- The Washington Times - Wednesday, December 5, 2001

ASSOCIATED PRESS
A D.C. day laborer pleaded guilty yesterday to unwittingly helping two of the September 11 hijackers illegally obtain Virginia identification cards.
Herbert Villalobos, 35, admitted that two of the hijackers, Abdulaziz Alomari and Ahmed Alghamdi, paid him $50 to drive them to a Northern Virginia law office, where they fraudulently completed forms used to obtain ID cards from the Virginia Department of Motor Vehicles.
At one point, the government accused Villalobos, using the name Oscar Diaz, of falsely certifying on one of those forms that Alomari was a Virginia resident. That charge has been dropped.
Villalobos' attorney, Patrick Anderson, emphasized that his client did not know the hijackers.
"He is such a small cog in this whole thing," Mr. Anderson said after yesterday's plea hearing. "He was approached by two men who gave him the opportunity to make $50. That's it.
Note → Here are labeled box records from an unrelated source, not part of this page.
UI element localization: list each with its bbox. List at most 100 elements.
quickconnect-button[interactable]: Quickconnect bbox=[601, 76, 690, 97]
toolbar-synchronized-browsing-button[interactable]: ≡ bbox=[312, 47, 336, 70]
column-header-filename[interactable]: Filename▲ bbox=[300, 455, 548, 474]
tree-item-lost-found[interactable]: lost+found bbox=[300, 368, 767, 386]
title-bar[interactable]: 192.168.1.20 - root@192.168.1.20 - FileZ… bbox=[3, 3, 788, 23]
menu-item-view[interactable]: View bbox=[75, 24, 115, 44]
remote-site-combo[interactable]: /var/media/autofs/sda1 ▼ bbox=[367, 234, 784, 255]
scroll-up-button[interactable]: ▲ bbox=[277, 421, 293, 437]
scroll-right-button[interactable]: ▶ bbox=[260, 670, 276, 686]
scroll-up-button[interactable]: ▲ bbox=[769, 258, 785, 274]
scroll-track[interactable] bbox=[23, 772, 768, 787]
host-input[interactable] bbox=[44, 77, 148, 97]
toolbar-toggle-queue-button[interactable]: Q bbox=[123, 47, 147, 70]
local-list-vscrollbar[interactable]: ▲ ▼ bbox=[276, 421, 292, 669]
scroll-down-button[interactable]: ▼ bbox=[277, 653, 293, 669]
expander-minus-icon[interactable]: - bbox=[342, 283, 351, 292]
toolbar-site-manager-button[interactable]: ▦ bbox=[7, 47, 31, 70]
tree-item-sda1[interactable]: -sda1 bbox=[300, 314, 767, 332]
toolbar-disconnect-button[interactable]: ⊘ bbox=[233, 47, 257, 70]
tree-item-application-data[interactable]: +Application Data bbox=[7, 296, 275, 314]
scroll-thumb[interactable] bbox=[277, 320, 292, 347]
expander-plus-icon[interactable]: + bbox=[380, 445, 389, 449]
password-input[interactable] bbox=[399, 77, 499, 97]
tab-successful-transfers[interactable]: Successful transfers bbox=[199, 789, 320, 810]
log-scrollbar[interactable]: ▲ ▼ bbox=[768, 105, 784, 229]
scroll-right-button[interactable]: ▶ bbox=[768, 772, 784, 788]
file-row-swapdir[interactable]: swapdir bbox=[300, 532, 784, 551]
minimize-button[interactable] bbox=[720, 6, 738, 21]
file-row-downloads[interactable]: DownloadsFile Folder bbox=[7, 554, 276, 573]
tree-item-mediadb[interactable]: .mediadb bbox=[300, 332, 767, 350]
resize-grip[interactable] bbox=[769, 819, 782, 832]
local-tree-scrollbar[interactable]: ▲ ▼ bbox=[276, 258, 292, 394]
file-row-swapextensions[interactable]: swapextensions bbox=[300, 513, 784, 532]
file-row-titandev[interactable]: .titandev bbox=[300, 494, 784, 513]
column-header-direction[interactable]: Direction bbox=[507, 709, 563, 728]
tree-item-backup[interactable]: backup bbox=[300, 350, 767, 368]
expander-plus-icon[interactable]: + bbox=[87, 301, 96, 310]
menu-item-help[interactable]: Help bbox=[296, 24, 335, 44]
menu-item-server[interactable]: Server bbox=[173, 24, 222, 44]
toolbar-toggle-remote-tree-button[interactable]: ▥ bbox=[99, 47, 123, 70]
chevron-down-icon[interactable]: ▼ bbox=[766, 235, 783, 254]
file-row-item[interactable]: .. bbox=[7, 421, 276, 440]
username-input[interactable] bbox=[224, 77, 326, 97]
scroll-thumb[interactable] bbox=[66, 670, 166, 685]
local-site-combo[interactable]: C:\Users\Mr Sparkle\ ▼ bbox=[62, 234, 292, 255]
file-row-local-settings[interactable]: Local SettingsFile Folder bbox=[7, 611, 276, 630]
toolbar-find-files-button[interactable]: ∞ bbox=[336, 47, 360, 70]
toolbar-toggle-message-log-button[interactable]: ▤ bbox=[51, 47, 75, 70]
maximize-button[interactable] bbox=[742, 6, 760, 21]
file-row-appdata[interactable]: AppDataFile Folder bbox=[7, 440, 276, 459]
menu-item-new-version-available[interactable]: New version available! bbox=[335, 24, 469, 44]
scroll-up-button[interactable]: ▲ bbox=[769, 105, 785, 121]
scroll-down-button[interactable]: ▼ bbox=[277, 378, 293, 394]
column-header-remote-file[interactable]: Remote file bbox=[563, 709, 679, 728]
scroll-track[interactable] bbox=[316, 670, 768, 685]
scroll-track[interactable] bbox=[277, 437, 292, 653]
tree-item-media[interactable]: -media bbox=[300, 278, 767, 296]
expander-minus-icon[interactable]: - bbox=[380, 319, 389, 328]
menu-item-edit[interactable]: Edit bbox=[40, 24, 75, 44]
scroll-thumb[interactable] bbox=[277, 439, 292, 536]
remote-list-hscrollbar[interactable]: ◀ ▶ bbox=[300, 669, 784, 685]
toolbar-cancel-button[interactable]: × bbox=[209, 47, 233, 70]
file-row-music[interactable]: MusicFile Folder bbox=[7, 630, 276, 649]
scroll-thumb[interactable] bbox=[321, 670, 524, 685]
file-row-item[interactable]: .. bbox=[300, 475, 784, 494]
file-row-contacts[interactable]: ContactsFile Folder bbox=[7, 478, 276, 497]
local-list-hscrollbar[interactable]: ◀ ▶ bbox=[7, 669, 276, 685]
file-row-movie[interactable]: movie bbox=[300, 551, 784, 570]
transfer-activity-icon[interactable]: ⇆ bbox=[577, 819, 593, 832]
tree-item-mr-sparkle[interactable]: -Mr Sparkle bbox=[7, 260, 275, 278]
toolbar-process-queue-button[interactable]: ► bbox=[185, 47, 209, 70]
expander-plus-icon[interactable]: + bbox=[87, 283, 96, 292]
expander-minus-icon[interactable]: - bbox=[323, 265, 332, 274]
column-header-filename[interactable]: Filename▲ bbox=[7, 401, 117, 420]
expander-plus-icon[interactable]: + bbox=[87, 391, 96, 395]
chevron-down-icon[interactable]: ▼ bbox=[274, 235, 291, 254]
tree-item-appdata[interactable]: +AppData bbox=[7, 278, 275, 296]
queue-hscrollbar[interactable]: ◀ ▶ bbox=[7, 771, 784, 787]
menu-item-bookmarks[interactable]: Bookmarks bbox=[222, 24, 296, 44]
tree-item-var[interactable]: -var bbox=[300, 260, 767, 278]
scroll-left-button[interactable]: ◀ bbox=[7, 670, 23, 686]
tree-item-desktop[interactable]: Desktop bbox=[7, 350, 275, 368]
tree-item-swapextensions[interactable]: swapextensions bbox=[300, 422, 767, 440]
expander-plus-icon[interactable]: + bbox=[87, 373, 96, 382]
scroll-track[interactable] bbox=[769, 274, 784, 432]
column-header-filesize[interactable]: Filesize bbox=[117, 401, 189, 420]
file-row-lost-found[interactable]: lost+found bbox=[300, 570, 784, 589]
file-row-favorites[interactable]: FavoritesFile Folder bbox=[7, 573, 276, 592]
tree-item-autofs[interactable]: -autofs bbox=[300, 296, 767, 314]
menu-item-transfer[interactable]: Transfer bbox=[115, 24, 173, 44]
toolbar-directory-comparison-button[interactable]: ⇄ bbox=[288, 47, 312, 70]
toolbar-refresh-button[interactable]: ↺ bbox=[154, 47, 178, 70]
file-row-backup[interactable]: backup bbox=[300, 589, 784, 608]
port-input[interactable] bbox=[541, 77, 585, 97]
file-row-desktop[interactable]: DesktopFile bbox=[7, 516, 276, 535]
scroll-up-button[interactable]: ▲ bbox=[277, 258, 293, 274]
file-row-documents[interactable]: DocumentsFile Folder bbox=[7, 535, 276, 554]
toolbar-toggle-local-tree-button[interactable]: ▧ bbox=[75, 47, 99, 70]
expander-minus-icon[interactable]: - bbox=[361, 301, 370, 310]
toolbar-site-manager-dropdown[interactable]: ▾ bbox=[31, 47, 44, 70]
All he did was lead them to the lawyer's office."
Technically, Villalobos could face up to 15 years in prison when he is sentenced Feb. 1. But Mr. Anderson said the sentencing guidelines call for a lighter sentence, and it is possible Villalobos could be released after sentencing. He has been in jail since his arrest in late September.
Villalobos agreed to testify in any related cases. He is one of four persons charged with helping some of the hijackers fraudulently obtain ID cards. All but one, Luis A. Martinez-Flores, already have struck plea bargains and are awaiting sentencing.
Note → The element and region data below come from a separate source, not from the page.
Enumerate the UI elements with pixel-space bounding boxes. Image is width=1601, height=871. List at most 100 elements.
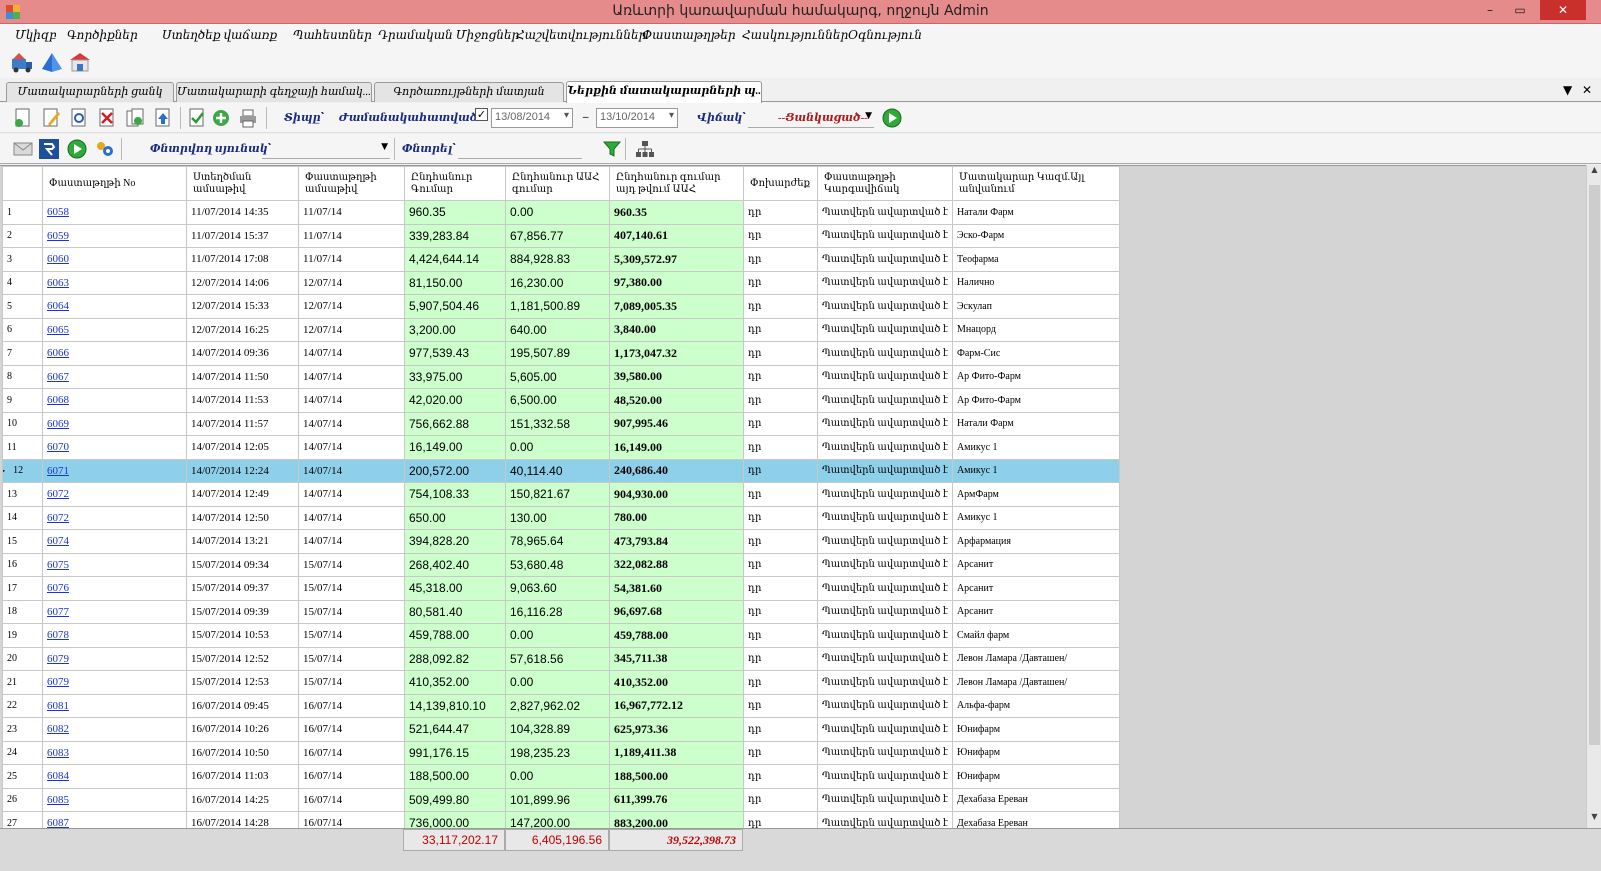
doc-number-link[interactable]: 6081 xyxy=(47,700,69,712)
warehouse-truck-icon[interactable] xyxy=(10,51,34,73)
filter-type-dropdown[interactable]: Ժամանակահատված ˇ xyxy=(339,111,484,124)
menu-tools[interactable]: Գործիքներ xyxy=(67,28,138,43)
column-header-vat-amount[interactable]: Ընդհանուր ԱԱՀ գումար xyxy=(505,166,610,201)
search-input[interactable] xyxy=(458,139,582,159)
doc-number-link[interactable]: 6067 xyxy=(47,371,69,383)
table-row[interactable]: 3 6060 11/07/2014 17:08 11/07/14 4,424,644.1… xyxy=(2,247,1120,272)
doc-number-link[interactable]: 6083 xyxy=(47,747,69,759)
run-play-icon[interactable] xyxy=(66,138,88,160)
table-row[interactable]: 5 6064 12/07/2014 15:33 12/07/14 5,907,504.4… xyxy=(2,294,1120,319)
menu-properties[interactable]: Հասկություններ xyxy=(742,28,848,43)
tab-internal-suppliers[interactable]: Ներքին մատակարարների պ... xyxy=(566,81,762,103)
doc-number-link[interactable]: 6059 xyxy=(47,230,69,242)
pyramid-icon[interactable] xyxy=(40,51,64,73)
table-row[interactable]: 14 6072 14/07/2014 12:50 14/07/14 650.00 130.… xyxy=(2,505,1120,530)
doc-number-link[interactable]: 6069 xyxy=(47,418,69,430)
users-icon[interactable] xyxy=(93,138,115,160)
doc-number-link[interactable]: 6074 xyxy=(47,535,69,547)
approve-document-icon[interactable] xyxy=(186,107,208,129)
doc-number-link[interactable]: 6084 xyxy=(47,770,69,782)
doc-number-link[interactable]: 6068 xyxy=(47,394,69,406)
doc-number-link[interactable]: 6072 xyxy=(47,488,69,500)
menu-start[interactable]: Մկիզբ xyxy=(15,28,57,43)
menu-reports[interactable]: Հաշվետվություններ xyxy=(516,28,646,43)
table-row[interactable]: 6 6065 12/07/2014 16:25 12/07/14 3,200.00 640… xyxy=(2,317,1120,342)
tab-list-dropdown[interactable]: ▼ xyxy=(1563,83,1572,97)
scroll-down-arrow-icon[interactable]: ▼ xyxy=(1587,812,1601,828)
menu-cash-funds[interactable]: Դրամական Միջոցներ xyxy=(378,28,519,43)
table-row[interactable]: 15 6074 14/07/2014 13:21 14/07/14 394,828.20… xyxy=(2,529,1120,554)
hierarchy-icon[interactable] xyxy=(634,138,656,160)
copy-document-icon[interactable] xyxy=(124,107,146,129)
column-header-supplier[interactable]: Մատակարար Կազմ.Այլ անվանում xyxy=(951,166,1120,201)
doc-number-link[interactable]: 6072 xyxy=(47,512,69,524)
scroll-up-arrow-icon[interactable]: ▲ xyxy=(1587,165,1601,181)
chevron-down-icon[interactable]: ▼ xyxy=(865,111,872,121)
doc-number-link[interactable]: 6079 xyxy=(47,653,69,665)
table-row[interactable]: 19 6078 15/07/2014 10:53 15/07/14 459,788.00… xyxy=(2,623,1120,648)
add-item-icon[interactable] xyxy=(210,107,232,129)
table-row[interactable]: 25 6084 16/07/2014 11:03 16/07/14 188,500.00… xyxy=(2,764,1120,789)
tab-supplier-list[interactable]: Մատակարարների ցանկ xyxy=(6,82,174,102)
table-row[interactable]: 23 6082 16/07/2014 10:26 16/07/14 521,644.47… xyxy=(2,717,1120,742)
export-document-icon[interactable] xyxy=(152,107,174,129)
table-row[interactable]: 2 6059 11/07/2014 15:37 11/07/14 339,283.84 6… xyxy=(2,223,1120,248)
doc-number-link[interactable]: 6065 xyxy=(47,324,69,336)
print-icon[interactable] xyxy=(237,107,259,129)
tab-close-button[interactable]: ✕ xyxy=(1582,83,1592,97)
column-header-doc-no[interactable]: Փաստաթղթի No xyxy=(42,166,187,201)
menu-warehouses[interactable]: Պահեստներ xyxy=(293,28,372,43)
view-document-icon[interactable] xyxy=(68,107,90,129)
refresh-icon[interactable] xyxy=(38,138,60,160)
table-row[interactable]: 8 6067 14/07/2014 11:50 14/07/14 33,975.00 5,… xyxy=(2,364,1120,389)
calendar-dropdown-icon[interactable]: ▾ xyxy=(669,110,674,121)
doc-number-link[interactable]: 6078 xyxy=(47,629,69,641)
menu-help[interactable]: Օգնություն xyxy=(848,28,922,43)
column-header-total-amount[interactable]: Ընդհանուր Գումար xyxy=(404,166,506,201)
close-window-button[interactable]: ✕ xyxy=(1540,0,1586,20)
email-icon[interactable] xyxy=(12,138,34,160)
doc-number-link[interactable]: 6075 xyxy=(47,559,69,571)
doc-number-link[interactable]: 6076 xyxy=(47,582,69,594)
doc-number-link[interactable]: 6060 xyxy=(47,253,69,265)
tab-operations-log[interactable]: Գործառույթների մատյան xyxy=(374,82,564,102)
doc-number-link[interactable]: 6077 xyxy=(47,606,69,618)
menu-create-sale[interactable]: Ստեղծեք վաճառք xyxy=(162,28,277,43)
table-row[interactable]: 17 6076 15/07/2014 09:37 15/07/14 45,318.00 9… xyxy=(2,576,1120,601)
doc-number-link[interactable]: 6087 xyxy=(47,817,69,828)
doc-number-link[interactable]: 6082 xyxy=(47,723,69,735)
tab-supplier-account[interactable]: Մատակարարի գեղջայի համակ... xyxy=(176,82,372,102)
doc-number-link[interactable]: 6058 xyxy=(47,206,69,218)
table-row[interactable]: 27 6087 16/07/2014 14:28 16/07/14 736,000.00… xyxy=(2,811,1120,828)
doc-number-link[interactable]: 6063 xyxy=(47,277,69,289)
doc-number-link[interactable]: 6085 xyxy=(47,794,69,806)
new-document-icon[interactable] xyxy=(12,107,34,129)
column-header-created[interactable]: Ստեղծման ամսաթիվ xyxy=(186,166,299,201)
column-header-doc-date[interactable]: Փաստաթղթի ամսաթիվ xyxy=(298,166,405,201)
table-row[interactable]: 22 6081 16/07/2014 09:45 16/07/14 14,139,810… xyxy=(2,693,1120,718)
doc-number-link[interactable]: 6071 xyxy=(47,465,69,477)
table-row[interactable]: 21 6079 15/07/2014 12:53 15/07/14 410,352.00… xyxy=(2,670,1120,695)
edit-document-icon[interactable] xyxy=(40,107,62,129)
doc-number-link[interactable]: 6070 xyxy=(47,441,69,453)
doc-number-link[interactable]: 6064 xyxy=(47,300,69,312)
table-row[interactable]: 9 6068 14/07/2014 11:53 14/07/14 42,020.00 6,… xyxy=(2,388,1120,413)
column-header-total-with-vat[interactable]: Ընդհանուր գումար այդ թվում ԱԱՀ xyxy=(609,166,744,201)
table-row[interactable]: 12 6071 14/07/2014 12:2414/07/14200,572.00… xyxy=(2,458,1120,483)
status-filter-dropdown[interactable]: --Ցանկացած-- ▼ xyxy=(748,108,874,128)
restore-button[interactable]: ▭ xyxy=(1506,0,1534,20)
delete-document-icon[interactable] xyxy=(96,107,118,129)
vertical-scrollbar[interactable]: ▲ ▼ xyxy=(1586,165,1601,828)
date-to-picker[interactable]: 13/10/2014 ▾ xyxy=(596,108,678,128)
table-row[interactable]: 11 6070 14/07/2014 12:05 14/07/14 16,149.00 0… xyxy=(2,435,1120,460)
calendar-dropdown-icon[interactable]: ▾ xyxy=(564,110,569,121)
apply-filter-play-icon[interactable] xyxy=(881,107,903,129)
table-row[interactable]: 7 6066 14/07/2014 09:36 14/07/14 977,539.43 1… xyxy=(2,341,1120,366)
scroll-thumb[interactable] xyxy=(1589,185,1600,745)
search-column-dropdown[interactable]: ▼ xyxy=(262,139,390,159)
shop-icon[interactable] xyxy=(68,51,92,73)
table-row[interactable]: 20 6079 15/07/2014 12:52 15/07/14 288,092.82… xyxy=(2,646,1120,671)
table-row[interactable]: 16 6075 15/07/2014 09:34 15/07/14 268,402.40… xyxy=(2,552,1120,577)
date-filter-checkbox[interactable]: ✓ xyxy=(475,108,488,121)
table-row[interactable]: 10 6069 14/07/2014 11:57 14/07/14 756,662.88… xyxy=(2,411,1120,436)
Virginia has since changed its procedures and no longer allows applicants to submit the forms used by Alomari and the other hijackers to obtain ID cards or drivers' licenses.
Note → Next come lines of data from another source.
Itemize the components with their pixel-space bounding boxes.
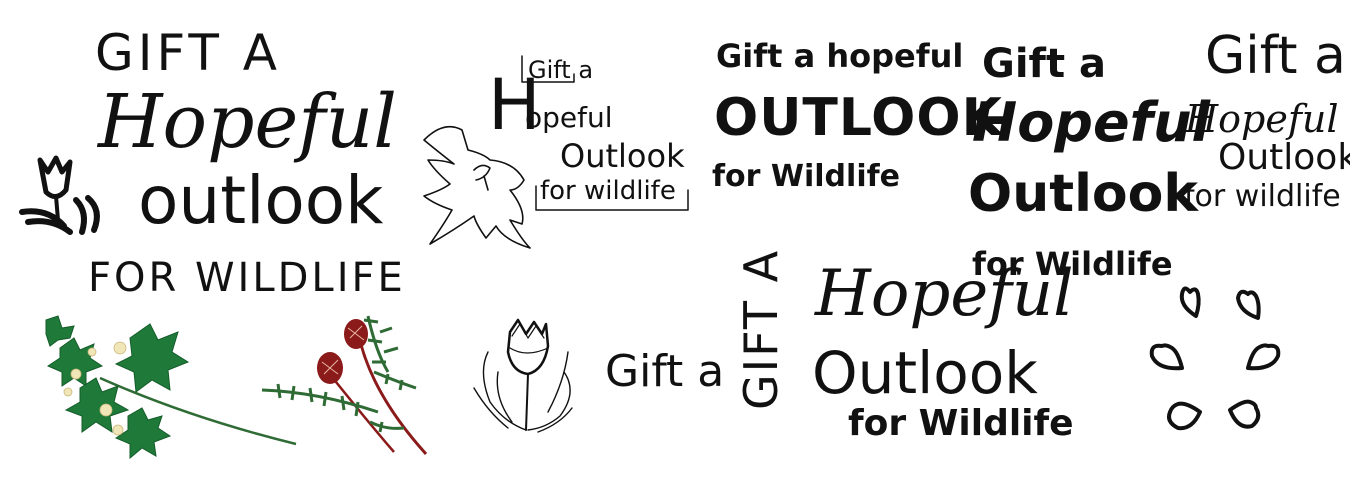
s5-line-outlook: Outlook bbox=[1218, 137, 1350, 178]
s4-line-hopeful: Hopeful bbox=[972, 91, 1211, 154]
tulip-icon bbox=[19, 155, 100, 235]
s2-bracket-bottom bbox=[535, 185, 689, 211]
s5-line-gift-a: Gift a bbox=[1205, 26, 1346, 86]
s6-line-gift-a: Gift a bbox=[605, 346, 725, 397]
sketch-sheet: GIFT A Hopeful outlook FOR WILDLIFE Gift… bbox=[0, 0, 1350, 479]
s1-line-outlook: outlook bbox=[138, 162, 384, 239]
red-flower-branch-icon bbox=[261, 315, 428, 456]
s1-line-gift-a: GIFT A bbox=[95, 24, 282, 82]
leaf-outline-icon bbox=[423, 125, 531, 249]
tulip-sketch-icon bbox=[473, 318, 573, 433]
s7-line-hopeful: Hopeful bbox=[815, 257, 1074, 331]
s4-line-outlook: Outlook bbox=[968, 164, 1198, 224]
s5-line-hopeful: Hopeful bbox=[1185, 97, 1339, 141]
s7-line-outlook: Outlook bbox=[812, 339, 1038, 407]
s3-line-gift-a-hopeful: Gift a hopeful bbox=[716, 37, 964, 75]
s7-line-gift-a: GIFT A bbox=[734, 248, 788, 410]
s1-line-for-wildlife: FOR WILDLIFE bbox=[88, 255, 406, 301]
s5-line-for-wildlife: for wildlife bbox=[1184, 179, 1341, 214]
s2-line-outlook: Outlook bbox=[560, 137, 685, 175]
s4-line-gift-a: Gift a bbox=[982, 41, 1106, 87]
s1-line-hopeful: Hopeful bbox=[98, 79, 397, 165]
heart-ring-icon bbox=[1149, 286, 1281, 431]
s7-line-for-wildlife: for Wildlife bbox=[848, 403, 1074, 444]
s3-line-outlook: OUTLOOK bbox=[714, 88, 1003, 148]
s3-line-for-wildlife: for Wildlife bbox=[712, 159, 900, 194]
Mr. Anderson said he always met with his client in person, fearing the government would eavesdrop on phone and mail correspondence. The Justice Department recently changed its rules and allows investigators to eavesdrop on attorneys' conversations with some terrorist suspects.
Villalobos, a native of El Salvador, is a legal permanent resident and does not face deportation proceedings, Mr. Anderson said.